I am running a test flow in docker container with image `pytorch/pytorch`. It fails because prefect...
b
I am running a test flow in docker container with image
pytorch/pytorch
. It fails because prefect is not installed
Copy code
17:43:10.947 | INFO    | prefect.infrastructure.docker-container - Pulling image 'pytorch/pytorch'...
17:43:12.610 | INFO    | prefect.infrastructure.docker-container - Creating Docker container 'prudent-goshawk'...
17:43:12.679 | INFO    | prefect.infrastructure.docker-container - Docker container 'prudent-goshawk' has status 'created'
17:43:12.934 | INFO    | prefect.agent - Completed submission of flow run '64e545de-27ff-4d51-85d6-cec4d8eb0afe'
17:43:12.949 | INFO    | prefect.infrastructure.docker-container - Docker container 'prudent-goshawk' has status 'running'
/opt/conda/bin/python: Error while finding module specification for 'prefect.engine' (ModuleNotFoundError: No module named 'prefect')
Adding prefect to the container block extra pip packages doesnt help:
Copy code
{
  "EXTRA_PIP_PACKAGES": "prefect"
}
1
m
Hey @Boris Tseytlin prefect needs to be included as part of the base image, you could Either A) swap the base image for a prefect image and include pytorch as the extra pip package or B) you can setup a custom image that contains both.
1
b
Here's a helpful Discourse article to get started as well: https://discourse.prefect.io/t/how-can-i-run-my-flow-in-a-docker-container/64
b
@Mason Menges I tried using the prefecthq/prefect image, got this error:
Copy code
/usr/local/bin/python: No module named prefect.engine.__main__; 'prefect.engine' is a package and cannot be directly executed
m
Hmm could you provide an example of how the flow you're running and how/where you're triggering it?
b
Copy code
import os
from prefect import flow, get_run_logger
from prefect.deployments import Deployment
from prefect.blocks.core import Block
from prefect.infrastructure.docker import DockerContainer

docker_container_block = DockerContainer.load("ml-docker")


@flow
def train_model_flow():
    import torch

    logger = get_run_logger()

    <http://logger.info|logger.info>("CUDA Available: %s", torch.cuda.is_available())

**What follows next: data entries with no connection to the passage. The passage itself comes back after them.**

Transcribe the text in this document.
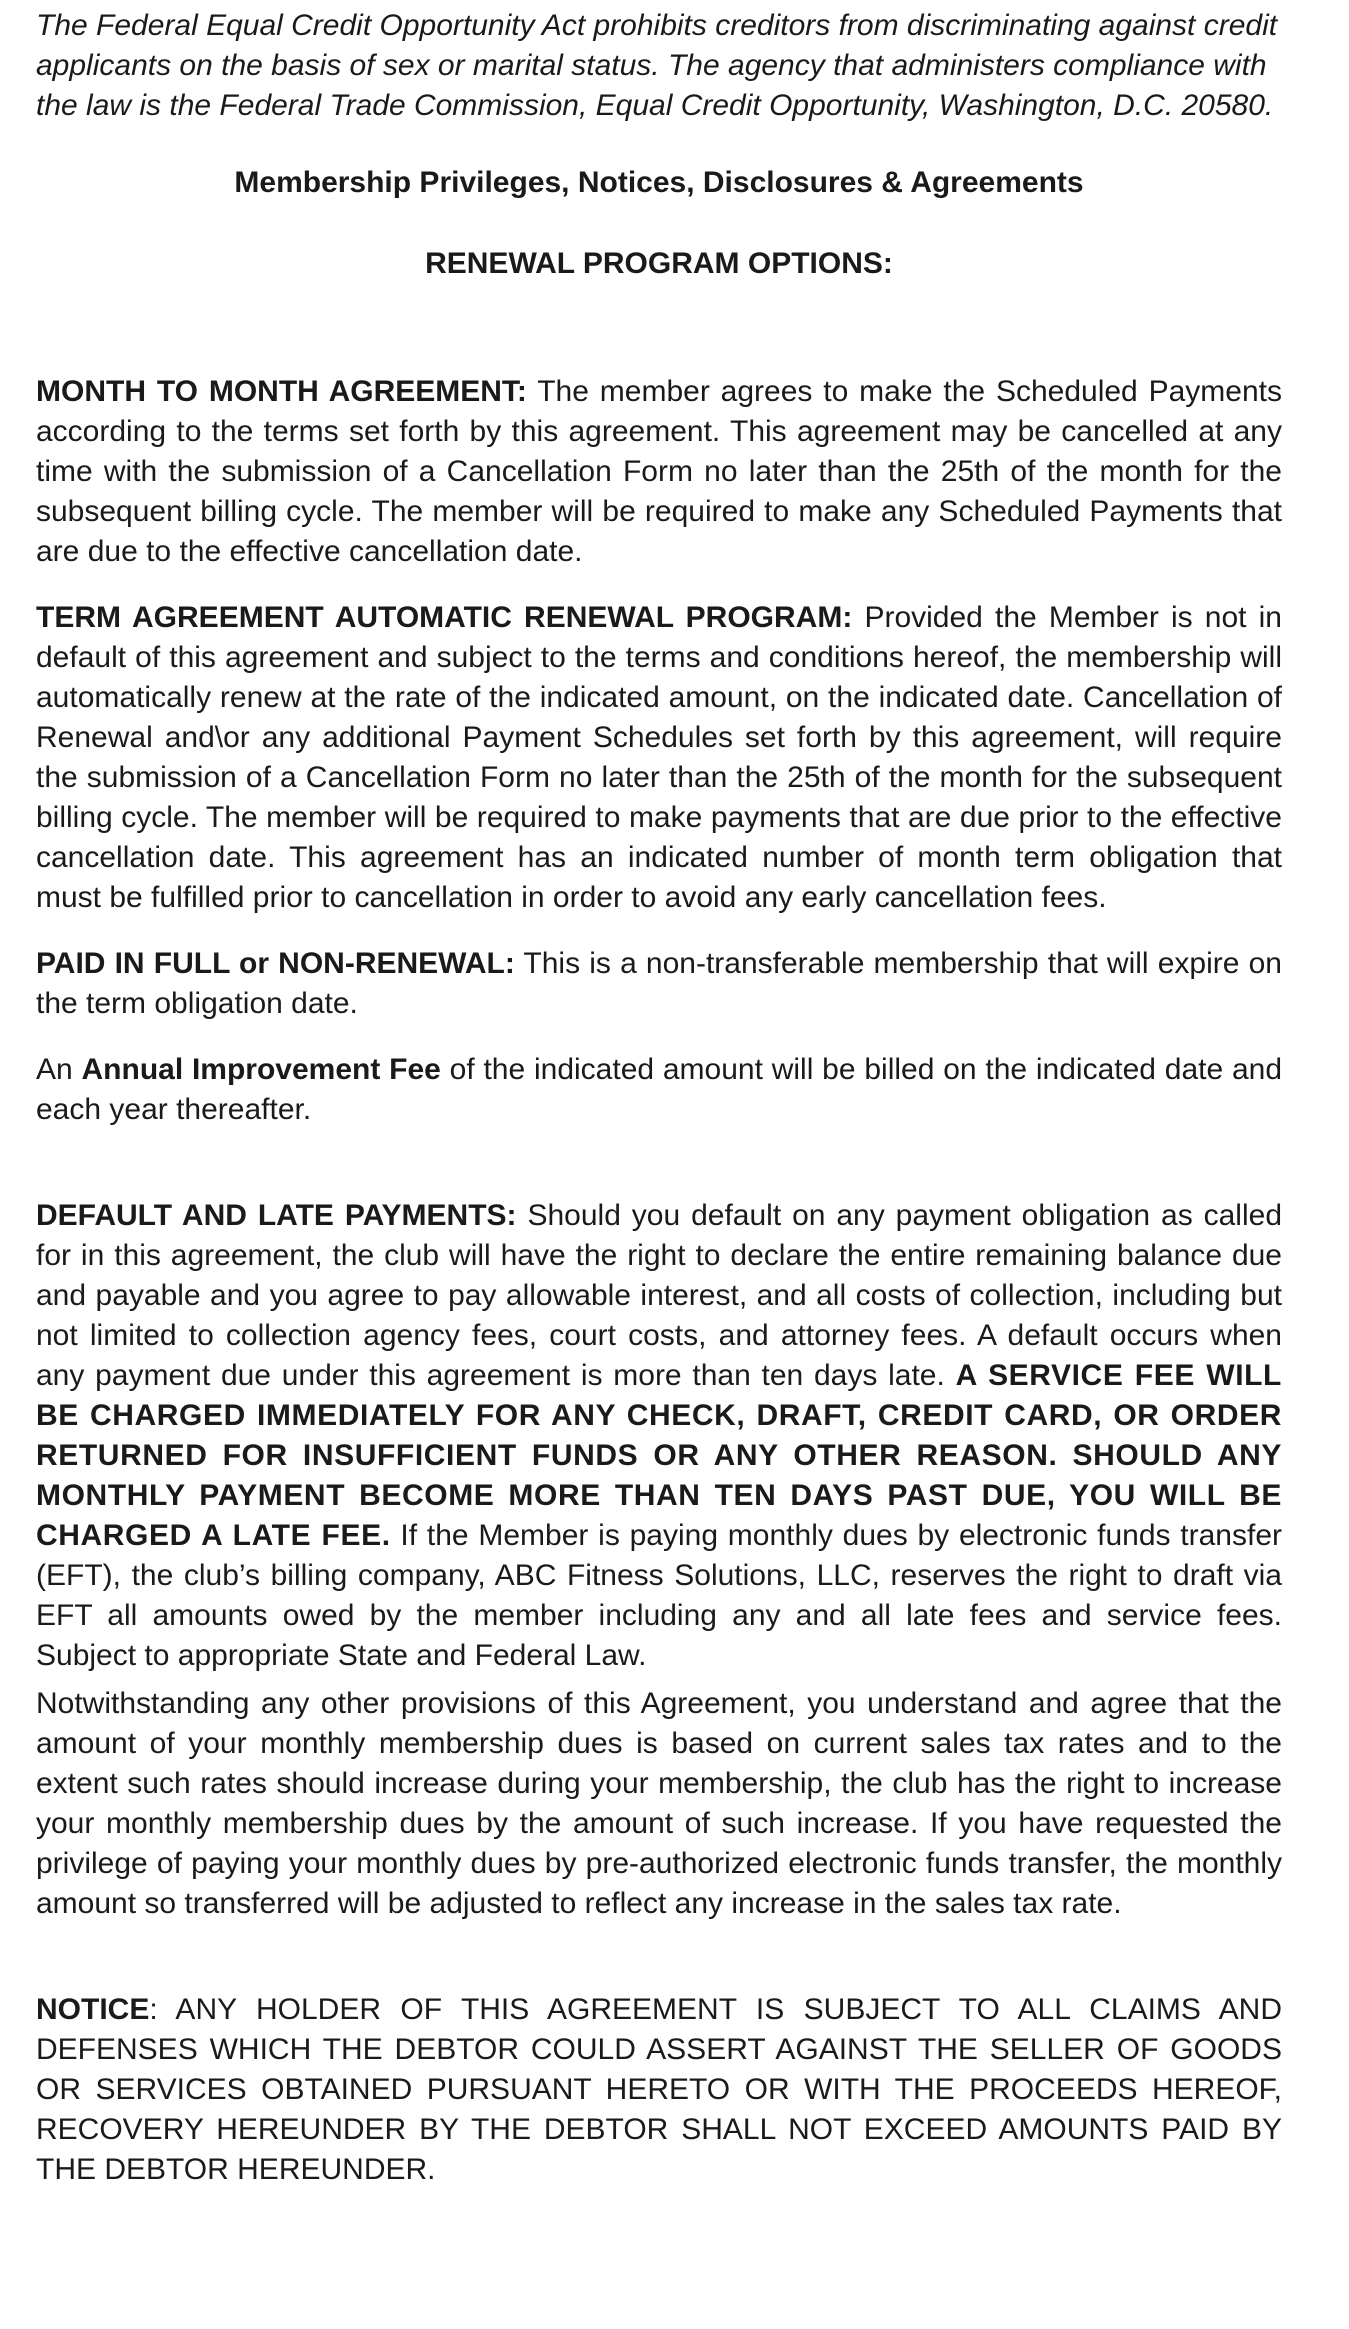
The Federal Equal Credit Opportunity Act prohibits creditors from discriminating against credit applicants on the basis of sex or marital status. The agency that administers compliance with the law is the Federal Trade Commission, Equal Credit Opportunity, Washington, D.C. 20580.

Membership Privileges, Notices, Disclosures & Agreements

RENEWAL PROGRAM OPTIONS:

MONTH TO MONTH AGREEMENT: The member agrees to make the Scheduled Payments according to the terms set forth by this agreement. This agreement may be cancelled at any time with the submission of a Cancellation Form no later than the 25th of the month for the subsequent billing cycle. The member will be required to make any Scheduled Payments that are due to the effective cancellation date.

TERM AGREEMENT AUTOMATIC RENEWAL PROGRAM: Provided the Member is not in default of this agreement and subject to the terms and conditions hereof, the membership will automatically renew at the rate of the indicated amount, on the indicated date. Cancellation of Renewal and\or any additional Payment Schedules set forth by this agreement, will require the submission of a Cancellation Form no later than the 25th of the month for the subsequent billing cycle. The member will be required to make payments that are due prior to the effective cancellation date. This agreement has an indicated number of month term obligation that must be fulfilled prior to cancellation in order to avoid any early cancellation fees.

PAID IN FULL or NON-RENEWAL: This is a non-transferable membership that will expire on the term obligation date.

An Annual Improvement Fee of the indicated amount will be billed on the indicated date and each year thereafter.

DEFAULT AND LATE PAYMENTS: Should you default on any payment obligation as called for in this agreement, the club will have the right to declare the entire remaining balance due and payable and you agree to pay allowable interest, and all costs of collection, including but not limited to collection agency fees, court costs, and attorney fees. A default occurs when any payment due under this agreement is more than ten days late. A SERVICE FEE WILL BE CHARGED IMMEDIATELY FOR ANY CHECK, DRAFT, CREDIT CARD, OR ORDER RETURNED FOR INSUFFICIENT FUNDS OR ANY OTHER REASON. SHOULD ANY MONTHLY PAYMENT BECOME MORE THAN TEN DAYS PAST DUE, YOU WILL BE CHARGED A LATE FEE. If the Member is paying monthly dues by electronic funds transfer (EFT), the club’s billing company, ABC Fitness Solutions, LLC, reserves the right to draft via EFT all amounts owed by the member including any and all late fees and service fees. Subject to appropriate State and Federal Law.

Notwithstanding any other provisions of this Agreement, you understand and agree that the amount of your monthly membership dues is based on current sales tax rates and to the extent such rates should increase during your membership, the club has the right to increase your monthly membership dues by the amount of such increase. If you have requested the privilege of paying your monthly dues by pre-authorized electronic funds transfer, the monthly amount so transferred will be adjusted to reflect any increase in the sales tax rate.

NOTICE: ANY HOLDER OF THIS AGREEMENT IS SUBJECT TO ALL CLAIMS AND DEFENSES WHICH THE DEBTOR COULD ASSERT AGAINST THE SELLER OF GOODS OR SERVICES OBTAINED PURSUANT HERETO OR WITH THE PROCEEDS HEREOF, RECOVERY HEREUNDER BY THE DEBTOR SHALL NOT EXCEED AMOUNTS PAID BY THE DEBTOR HEREUNDER.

deployment = Deployment.build_from_flow(
    flow=train_model_flow,
    name="train_model_flow",
    work_queue_name="test",
    infrastructure=docker_container_block,
)

if __name__ == "__main__":
    deployment.apply()
This is the flow. I am running the deployment from Orion UI
m
Hey @Boris Tseytlin since you're using docker you'll likely want to configure remote storage to ensure the flow can be referenced by the image, by default the flow code isn't going to be included in the docker container, you'll also want to make sure that you have all relevant pip packages set for the container in the infrastructure block. Here's an example from the code you sent over before
Copy code
from prefect import flow, task
import os
from prefect import flow, get_run_logger
from prefect.deployments import Deployment
from prefect.blocks.core import Block
from prefect.filesystems import S3
from prefect.infrastructure.docker import DockerContainer


@flow
def train_model_flow():
    import torch

    logger = get_run_logger()

    <http://logger.info|logger.info>("CUDA Available: %s", torch.cuda.is_available())

if __name__ == "__main__":
    docker_container_block = DockerContainer.load("ml-docker")
    storage = S3.load("awspersonal")

    flow_deployment = Deployment.build_from_flow(
        flow=train_model_flow,
        name="train_model_flow",
        work_queue_name="test",
        infrastructure=docker_container_block,
        storage=storage,
        ignore_file = ".prefectignore"
    )

    flow_deployment.apply()
with these packages on the ml-docker container:
Copy code
{
  "EXTRA_PIP_PACKAGES": "s3fs torch"
}
s3fs is necessary for s3 storage which is what i'm using, this could be different depending on the remote storage option you're using. All that said particularly for production flows it's likely going to be more efficient to build a custom image that contains all of your external dependencies rather that installing them during the run.